Presentation on theme: "Confined Space Rescue nNFPA 1670 n29 CFR 1910.146 nYet-to-be-published SOP."— Presentation transcript:
Confined Space Rescue nNFPA 1670 n29 CFR nYet-to-be-published SOP
60% of all deaths in Confined Spaces are Rescuers, Including Firefighters!!!!
Why? Most are due to hazardous materials inhalation or asphyxiation. Most so-called Con-Space Rescues are body recoveries. OSHA will come on-site and investigate. The desire to rush in and help must be tempered by an appreciation of the hazards.
What is a confined space? Is large enough and so configured that an employee can bodily enter and perform assigned work; and Has limited or restricted means for entry or exit Is not designed for continuous employee occupancy
What is a “permit-required” confined space? Contains or has a potential to contain a hazardous atmosphere; Contains a material that has the potential for engulfing an entrant;
What is a “permit-required” confined space? (cont’d) Has an internal configuration such that an entrant could be trapped or asphyxiated by inwardly converging walls or by a floor which slopes downward and tapers to a smaller cross-section; or Contains any other recognized serious safety or health hazard.
What does a confined space look like? silos tanks bins vaults tunnels trenches storm sewers sanitary sewers
Trenching results in confined spaces.

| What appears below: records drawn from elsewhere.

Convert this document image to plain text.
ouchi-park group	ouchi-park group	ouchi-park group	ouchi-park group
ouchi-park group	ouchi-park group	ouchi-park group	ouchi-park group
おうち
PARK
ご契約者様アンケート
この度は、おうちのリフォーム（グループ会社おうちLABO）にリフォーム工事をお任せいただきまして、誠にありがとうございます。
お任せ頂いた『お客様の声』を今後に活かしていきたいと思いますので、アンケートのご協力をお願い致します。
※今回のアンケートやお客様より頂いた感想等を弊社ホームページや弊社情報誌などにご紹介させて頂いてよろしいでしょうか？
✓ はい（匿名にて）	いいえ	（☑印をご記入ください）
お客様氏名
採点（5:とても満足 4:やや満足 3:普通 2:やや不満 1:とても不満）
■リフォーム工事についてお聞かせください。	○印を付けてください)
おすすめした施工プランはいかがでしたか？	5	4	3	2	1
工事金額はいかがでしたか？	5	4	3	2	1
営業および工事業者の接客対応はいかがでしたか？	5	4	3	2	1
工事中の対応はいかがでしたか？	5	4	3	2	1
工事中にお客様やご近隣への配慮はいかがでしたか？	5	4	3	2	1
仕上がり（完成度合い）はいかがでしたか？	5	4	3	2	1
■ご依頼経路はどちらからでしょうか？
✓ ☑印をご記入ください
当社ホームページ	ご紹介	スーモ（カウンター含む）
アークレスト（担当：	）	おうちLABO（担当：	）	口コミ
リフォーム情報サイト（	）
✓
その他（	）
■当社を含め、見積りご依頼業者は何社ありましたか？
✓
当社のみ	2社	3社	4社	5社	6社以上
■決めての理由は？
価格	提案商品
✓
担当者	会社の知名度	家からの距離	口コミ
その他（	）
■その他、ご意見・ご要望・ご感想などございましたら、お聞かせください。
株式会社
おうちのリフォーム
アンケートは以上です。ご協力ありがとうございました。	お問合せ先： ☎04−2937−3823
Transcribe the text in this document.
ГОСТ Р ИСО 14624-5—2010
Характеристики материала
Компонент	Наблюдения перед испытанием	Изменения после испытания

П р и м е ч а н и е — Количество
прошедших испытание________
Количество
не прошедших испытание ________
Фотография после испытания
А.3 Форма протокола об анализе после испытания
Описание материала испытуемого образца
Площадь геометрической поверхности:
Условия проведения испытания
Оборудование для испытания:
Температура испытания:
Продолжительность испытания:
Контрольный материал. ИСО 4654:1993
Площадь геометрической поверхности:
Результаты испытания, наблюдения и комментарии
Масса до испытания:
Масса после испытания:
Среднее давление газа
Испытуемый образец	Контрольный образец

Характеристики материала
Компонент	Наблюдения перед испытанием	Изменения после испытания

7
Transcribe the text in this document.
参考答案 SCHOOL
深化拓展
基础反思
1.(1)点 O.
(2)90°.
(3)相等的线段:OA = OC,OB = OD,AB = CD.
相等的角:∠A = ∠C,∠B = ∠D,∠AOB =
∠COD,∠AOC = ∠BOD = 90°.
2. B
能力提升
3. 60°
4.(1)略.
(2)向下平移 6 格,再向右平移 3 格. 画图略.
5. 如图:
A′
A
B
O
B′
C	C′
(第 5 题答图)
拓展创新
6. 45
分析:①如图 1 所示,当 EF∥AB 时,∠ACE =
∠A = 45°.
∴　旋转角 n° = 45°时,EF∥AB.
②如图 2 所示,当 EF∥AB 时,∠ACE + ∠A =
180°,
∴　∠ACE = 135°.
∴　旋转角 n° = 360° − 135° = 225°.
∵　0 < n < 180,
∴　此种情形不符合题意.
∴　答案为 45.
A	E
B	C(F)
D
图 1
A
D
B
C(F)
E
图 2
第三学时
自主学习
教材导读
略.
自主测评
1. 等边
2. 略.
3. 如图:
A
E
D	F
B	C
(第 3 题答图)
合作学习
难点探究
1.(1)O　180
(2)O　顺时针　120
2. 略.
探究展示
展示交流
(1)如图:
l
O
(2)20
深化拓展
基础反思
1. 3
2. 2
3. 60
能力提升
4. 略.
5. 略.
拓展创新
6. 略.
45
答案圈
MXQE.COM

A trench is a narrow excavation below the ground. Trenches are typically deeper than they are wide; however, the width of a trench is less than 15 feet. Employees must follow all the requirements associated with confined spaces when working within trenches. (OSHA Directive)
Hazards Engulfment Chemical Atmospheric Temperature Electrical Mechanical Hydraulic Diverging/Converging walls Entrapment Entanglement Gravity
Case Studies A 41-year-old male painter (the victim) suffered burn injuries from an explosion which occurred while he was painting the inside of a 1,300-gallon tank. He died 5 days later. A 32-year-old male painter (co-worker) stationed outside the tank suffered burns and a broken arm.
Case Studies An industrial meter reader employed by a mid-sized city in Ohio began his workday as usual at 7:30 a.m. He did not return to the garage at quitting time (4:00 p.m.) and was found face down in a meter vault at 6:45 p.m.
Case Studies A 31-year-old male assistant construction supervisor (victim) entered an oxygen-deficient manhole to close a valve and collapsed at the bottom. In a rescue attempt a labor foreman (male, age 34) and the victim's supervisor (male, age 36) entered the manhole and also collapsed. All three workers were pronounced dead at the scene by the county coroner.
Case Studies A father and son inspection team, under contract to a petroleum company, were inspecting the seals between the internal panels of a floating roof and the sides of a 150,000 barrel storage tank containing regular gasoline. At 12:30 p.m. the victim's father contacted the yard office and reported that his son was 7 minutes overdue. At 2:30 p.m. the victim's body was located on the opposite side of the tank on top of the floating roof. By 4:30 p.m. a rescue team removed the victim from inside the tank. He was pronounced dead at the scene
Case Studies One police officer and two sewer workers died in an attempt to rescue a third sewer worker, who had been overcome by sewer gas at the bottom of an underground pumping station. All four persons were pronounced dead upon removal from the station.
Ask Yourself - Is this a rescue or recovery? What went wrong? If they knew what they were doing, why are you here? Is entry necessary? Can the task be completed from the outside?
Ask Yourself - Has a confined space safe entry permit been issued by the company? Have I been trained for confined space entry & rescue? Do I have any idea what to do?
Ask Yourself - If entry is to be made, has the air quality in the confined space been tested for safety based on the following criteria: Flammable range less than 10% of the lower explosive limit Absence of toxic air contaminants. Oxygen supply at least 19.5%
Ask Yourself - Have I been trained in the selection and use of: protective clothing respiratory protection air monitoring retrieval systems lifelines ventilation systems
Ask Yourself - Has the space been isolated from these hazards: electrical thermal mechanical pneumatic hydraulic chemical engulfment falls
Initial Actions Identify number and location of victims Summon additional resources Isolate the outside area Drain, clean or purge any HazMat In case of collapse, stop vibrations Isolate all energy sources Use PPE Ventilate
Initial Actions Ventilate Isolate engulfment hazards Ventilate Attempt Non-Entry Rescue/Recovery Did I mention ventilate? Consider Decon If successful, you now have an EMS scene. If not, a possible crime scene.